そんな立秋も全く名ばかりな酷暑の折、運悪く?お盆前に状態悪化すると、こっちの状態も悪化することになる。
「息してるか不安になる」
「高熱より続く微熱のほうが怖い」
と皆が口を揃えて言う。しかも微熱や嘔吐、下痢やら変な尿色なんかの原因がわからないときたから余計に怖い。原因がわからないというのは実に怖いのだが、でも本当はわかっている。
「お迎えが近い」
お盆前のムンテラで盆明けの回診で入院加療するかどうかが決定されるというから、それまでどうにかもってもらわなければならない。お願いだからお盆明けまで待ってと思いつつ、ムンテラの時点でせめてもうひとつの対応をと文句をいいつつ、点滴やバイタルサインの確認に行く。

相変わらず『見える』私は、『その気配』を感じつつ脈拍と呼吸をまず確認する。
――熱、少しあがってきたかな。
――尿出てない。
「…ヨイちゃん、そっちは暑いかい?」
寝言かと振り返る。

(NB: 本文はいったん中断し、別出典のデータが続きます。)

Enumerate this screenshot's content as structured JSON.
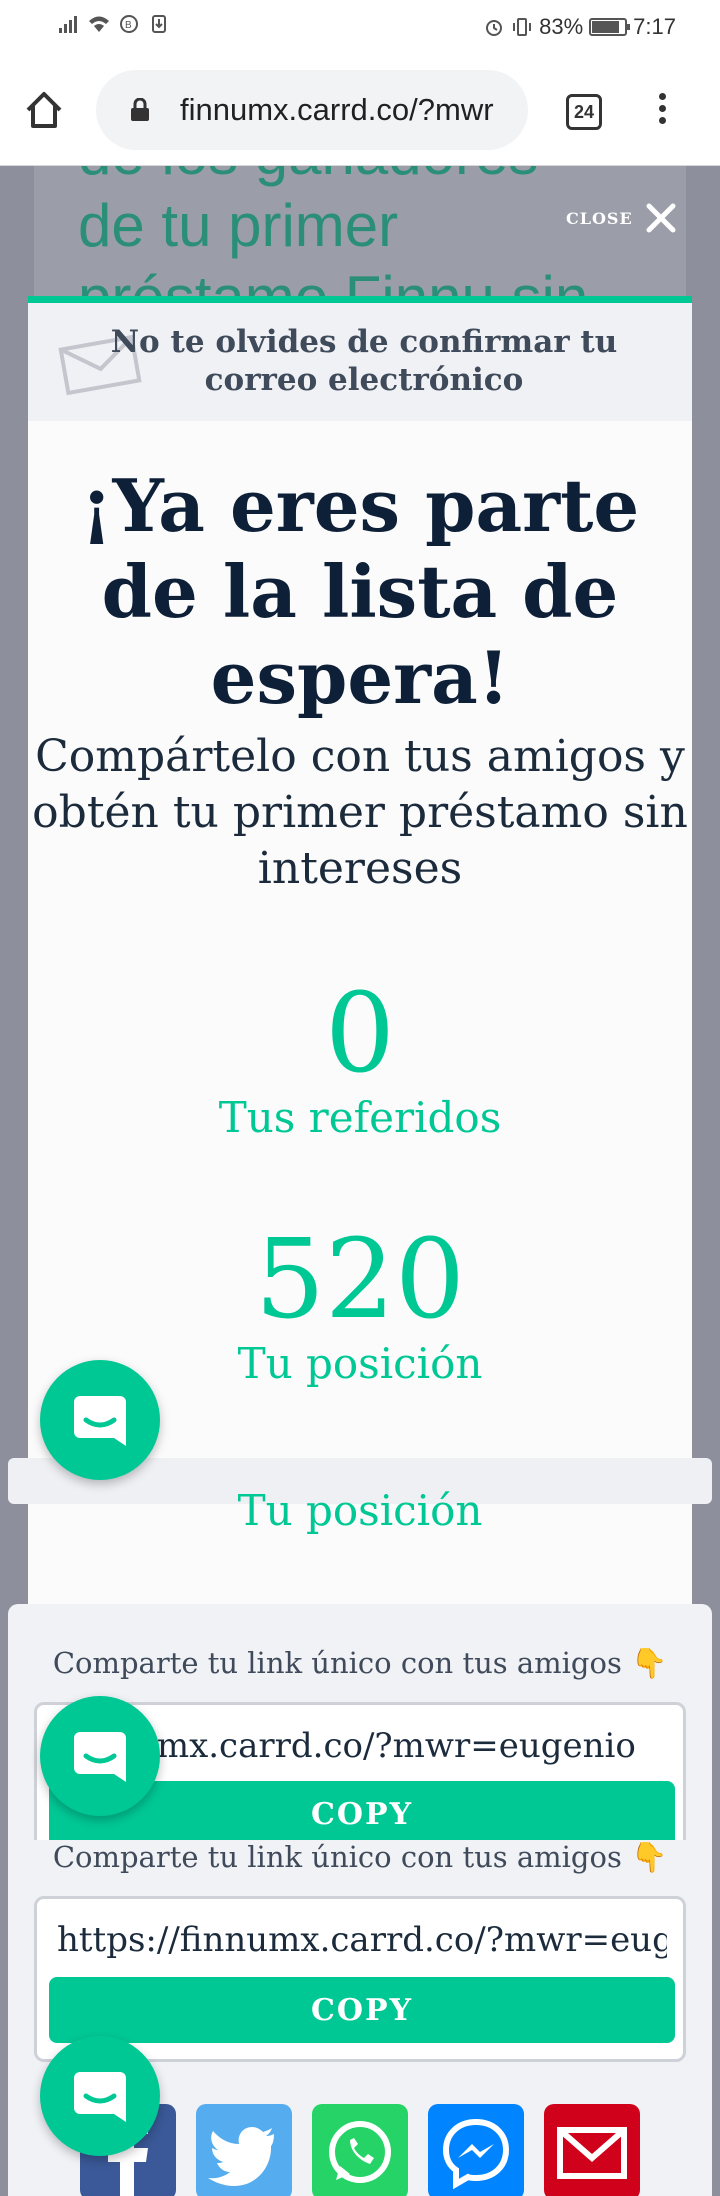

いやしかし『ヨイちゃん』は亡くなった妹さんだったはずだが、その入所者さんは相変わらずヨイちゃんと話している。
「その川涼しそうだね」
――今絶対三途の川渡りかけてる。
シックスセンスがピンときて、慌てて声をかける。アセスメントに使うのは5感だけではない。
「Eさん、氷枕取り替えますよ」
声かけに目が覚めたらしく、三途の川とヨイちゃんは去ったらしい様子で一安心。しかしそれも束の間で、Eさんは寝起きとは思えないほどパッと目を見開いて言った。
「ねえ、先生の後ろにある白い箱なに?」
「白い箱?」
白い箱なんて持ってきてはいない。部屋に白い箱なんてものもない。
「まだ夢うつつかしら。今Eさんの前にあるのは茶色のクローゼットよ」
「いいえ、細長い白い箱よ。中に人が寝てる」
棺桶か――と。どうやらまだ三途の川が見えていたらしい。
「……じゃあその箱私がしまっといてもいいかな?」
さすがにこの手の話には馴れている私も怖くなってくる。追い討ちをかけるようにEさんは続けた。

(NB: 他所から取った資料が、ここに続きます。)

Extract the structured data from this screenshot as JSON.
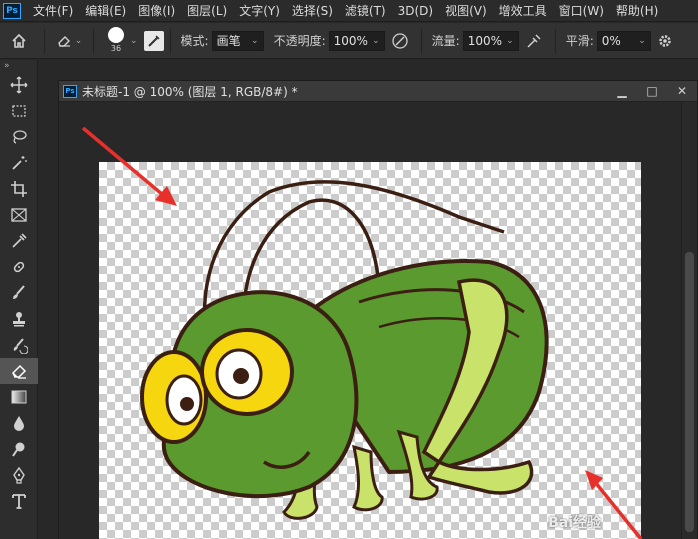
{
  "menubar": {
    "logo": "Ps",
    "items": [
      "文件(F)",
      "编辑(E)",
      "图像(I)",
      "图层(L)",
      "文字(Y)",
      "选择(S)",
      "滤镜(T)",
      "3D(D)",
      "视图(V)",
      "增效工具",
      "窗口(W)",
      "帮助(H)"
    ]
  },
  "options": {
    "brush_size": "36",
    "mode_label": "模式:",
    "mode_value": "画笔",
    "opacity_label": "不透明度:",
    "opacity_value": "100%",
    "flow_label": "流量:",
    "flow_value": "100%",
    "smoothing_label": "平滑:",
    "smoothing_value": "0%"
  },
  "toolbar": {
    "collapse": "»",
    "tools": [
      "move",
      "marquee",
      "lasso",
      "magic-wand",
      "crop",
      "frame",
      "eyedropper",
      "healing",
      "brush",
      "stamp",
      "history-brush",
      "eraser",
      "gradient",
      "blur",
      "dodge",
      "pen",
      "type"
    ]
  },
  "document": {
    "logo": "Ps",
    "title": "未标题-1 @ 100% (图层 1, RGB/8#) *",
    "minimize": "▁",
    "maximize": "□",
    "close": "✕"
  },
  "watermark": "Bai经验",
  "colors": {
    "arrow": "#e8302a",
    "grasshopper_body": "#5b9a2e",
    "grasshopper_leg": "#c9e26a",
    "eye": "#f5d60f",
    "outline": "#3b1f12"
  }
}
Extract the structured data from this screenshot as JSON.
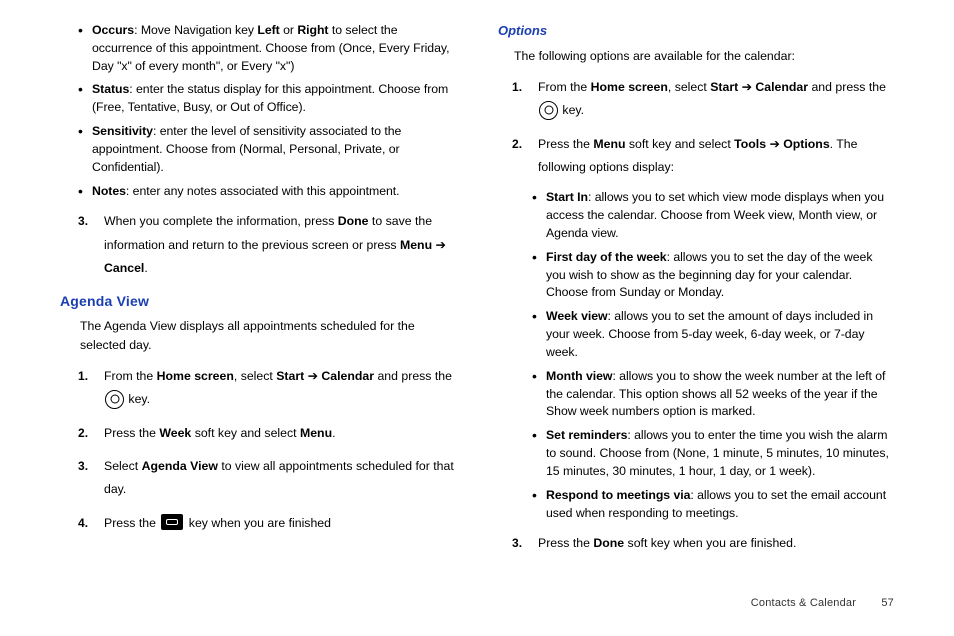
{
  "col1": {
    "bullets_top": [
      {
        "label": "Occurs",
        "rest": ": Move Navigation key ",
        "b2": "Left",
        "mid": " or ",
        "b3": "Right",
        "rest2": " to select the occurrence of this appointment. Choose from (Once, Every Friday, Day \"x\" of every month\", or Every \"x\")"
      },
      {
        "label": "Status",
        "rest": ": enter the status display for this appointment. Choose from (Free, Tentative, Busy, or Out of Office)."
      },
      {
        "label": "Sensitivity",
        "rest": ": enter the level of sensitivity associated to the appointment. Choose from (Normal, Personal, Private, or Confidential)."
      },
      {
        "label": "Notes",
        "rest": ": enter any notes associated with this appointment."
      }
    ],
    "step3_pre": "When you complete the information, press ",
    "step3_b1": "Done",
    "step3_mid": " to save the information and return to the previous screen or press ",
    "step3_b2": "Menu",
    "step3_arrow": " ➔ ",
    "step3_b3": "Cancel",
    "step3_end": ".",
    "h_agenda": "Agenda View",
    "agenda_para": "The Agenda View displays all appointments scheduled for the selected day.",
    "s1_a": "From the ",
    "s1_b": "Home screen",
    "s1_c": ", select ",
    "s1_d": "Start",
    "s1_e": " ➔ ",
    "s1_f": "Calendar",
    "s1_g": " and press the ",
    "s1_h": " key.",
    "s2_a": "Press the ",
    "s2_b": "Week",
    "s2_c": " soft key and select ",
    "s2_d": "Menu",
    "s2_e": ".",
    "s3_a": "Select ",
    "s3_b": "Agenda View",
    "s3_c": " to view all appointments scheduled for that day.",
    "s4_a": "Press the ",
    "s4_b": " key when you are finished"
  },
  "col2": {
    "h_options": "Options",
    "opt_para": "The following options are available for the calendar:",
    "s1_a": "From the ",
    "s1_b": "Home screen",
    "s1_c": ", select ",
    "s1_d": "Start",
    "s1_e": " ➔ ",
    "s1_f": "Calendar",
    "s1_g": " and press the ",
    "s1_h": " key.",
    "s2_a": "Press the ",
    "s2_b": "Menu",
    "s2_c": " soft key and select ",
    "s2_d": "Tools",
    "s2_e": " ➔ ",
    "s2_f": "Options",
    "s2_g": ". The following options display:",
    "bullets": [
      {
        "label": "Start In",
        "rest": ": allows you to set which view mode displays when you access the calendar. Choose from Week view, Month view, or Agenda view."
      },
      {
        "label": "First day of the week",
        "rest": ": allows you to set the day of the week you wish to show as the beginning day for your calendar. Choose from Sunday or Monday."
      },
      {
        "label": "Week view",
        "rest": ": allows you to set the amount of days included in your week. Choose from 5-day week, 6-day week, or 7-day week."
      },
      {
        "label": "Month view",
        "rest": ": allows you to show the week number at the left of the calendar. This option shows all 52 weeks of the year if the Show week numbers option is marked."
      },
      {
        "label": "Set reminders",
        "rest": ": allows you to enter the time you wish the alarm to sound. Choose from (None, 1 minute, 5 minutes, 10 minutes, 15 minutes, 30 minutes, 1 hour, 1 day, or 1 week)."
      },
      {
        "label": "Respond to meetings via",
        "rest": ": allows you to set the email account used when responding to meetings."
      }
    ],
    "s3_a": "Press the ",
    "s3_b": "Done",
    "s3_c": " soft key when you are finished."
  },
  "footer": {
    "section": "Contacts & Calendar",
    "page": "57"
  }
}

「でも――黒い服着た人たちもいるよ。勝手に持ってっちゃっていいのかしら」
いるのか、私の背後にいるのか。幻覚であってくれ。冷房がやけに冷えたように感じた。

スピリチュアルな番組で聞いたことがあるが、人は夢をみている最中にあの世とこの世をさまよっているという。ましてやこのお盆という時期だ。見えざるお客様もたいそう面会にいらしてることだろう。そのお客様たちに心からお願いする。お盆真っ最中は勘弁してください。まだ看取りはできないんです。それに回診ないから救急搬送になっちゃうんです。だからせめて担当病院が休み明けるまで、つれてかないでください――。

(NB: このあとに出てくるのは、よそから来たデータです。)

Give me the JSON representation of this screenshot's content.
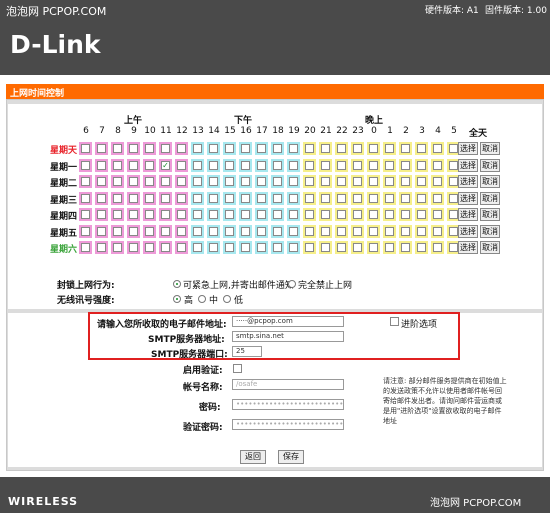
{
  "watermark_top": "泡泡网 PCPOP.COM",
  "hardware_version": "硬件版本: A1",
  "firmware_version": "固件版本: 1.00",
  "logo": "D-Link",
  "section_title": "上网时间控制",
  "periods": {
    "am": "上午",
    "pm": "下午",
    "night": "晚上",
    "allday": "全天"
  },
  "hours": [
    "6",
    "7",
    "8",
    "9",
    "10",
    "11",
    "12",
    "13",
    "14",
    "15",
    "16",
    "17",
    "18",
    "19",
    "20",
    "21",
    "22",
    "23",
    "0",
    "1",
    "2",
    "3",
    "4",
    "5"
  ],
  "days": [
    {
      "label": "星期天",
      "color": "#e8232a"
    },
    {
      "label": "星期一",
      "color": "#111111"
    },
    {
      "label": "星期二",
      "color": "#111111"
    },
    {
      "label": "星期三",
      "color": "#111111"
    },
    {
      "label": "星期四",
      "color": "#111111"
    },
    {
      "label": "星期五",
      "color": "#111111"
    },
    {
      "label": "星期六",
      "color": "#3aa33a"
    }
  ],
  "checked_cells": [
    {
      "day": "星期一",
      "hour": "11"
    }
  ],
  "select_label": "选择",
  "cancel_label": "取消",
  "block_behavior": {
    "label": "封锁上网行为:",
    "options": [
      "可紧急上网,并寄出邮件通知",
      "完全禁止上网"
    ],
    "selected": "可紧急上网,并寄出邮件通知"
  },
  "signal_strength": {
    "label": "无线讯号强度:",
    "options": [
      "高",
      "中",
      "低"
    ],
    "selected": "高"
  },
  "email": {
    "label": "请输入您所收取的电子邮件地址:",
    "value": "·····@pcpop.com"
  },
  "advanced": {
    "label": "进阶选项",
    "checked": false
  },
  "smtp_server": {
    "label": "SMTP服务器地址:",
    "value": "smtp.sina.net"
  },
  "smtp_port": {
    "label": "SMTP服务器端口:",
    "value": "25"
  },
  "enable_auth": {
    "label": "启用验证:",
    "checked": false
  },
  "account": {
    "label": "帐号名称:",
    "value": "/osafe"
  },
  "password": {
    "label": "密码:",
    "value": "••••••••••••••••••••••••••••••••"
  },
  "confirm_password": {
    "label": "验证密码:",
    "value": "••••••••••••••••••••••••••••••••"
  },
  "note": "请注意: 部分邮件服务提供商在初始值上的发送政策不允许以使用者邮件帐号回寄给邮件发出者。请询问邮件营运商或是用\"进阶选项\"设置欲收取的电子邮件地址",
  "buttons": {
    "back": "返回",
    "save": "保存"
  },
  "footer_brand": "WIRELESS",
  "watermark_bottom": "泡泡网 PCPOP.COM",
  "colors": {
    "morning": "#ee9ad8",
    "afternoon": "#a7e8ef",
    "night": "#f6ef8a",
    "header": "#ff6a00",
    "highlight": "#e02020"
  }
}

あの世かこの世かもよくわからない、冷房がいるのかいらないのかイマイチわからない状況だが、勤務を終えて感じる外気の生温さにこの世に生きている実感がようやくわいてくる。煙がふわっと消えていく。

この夏を乗り切れるか。来週には酷暑も落ち着くという。どうか――と朝も早々にヒヤヒヤしながら自転車をこぐのは勘弁なので、神様でも仏様でもお天道様でも、このさい見えざるお客様にでも祈りたくなる気分だ。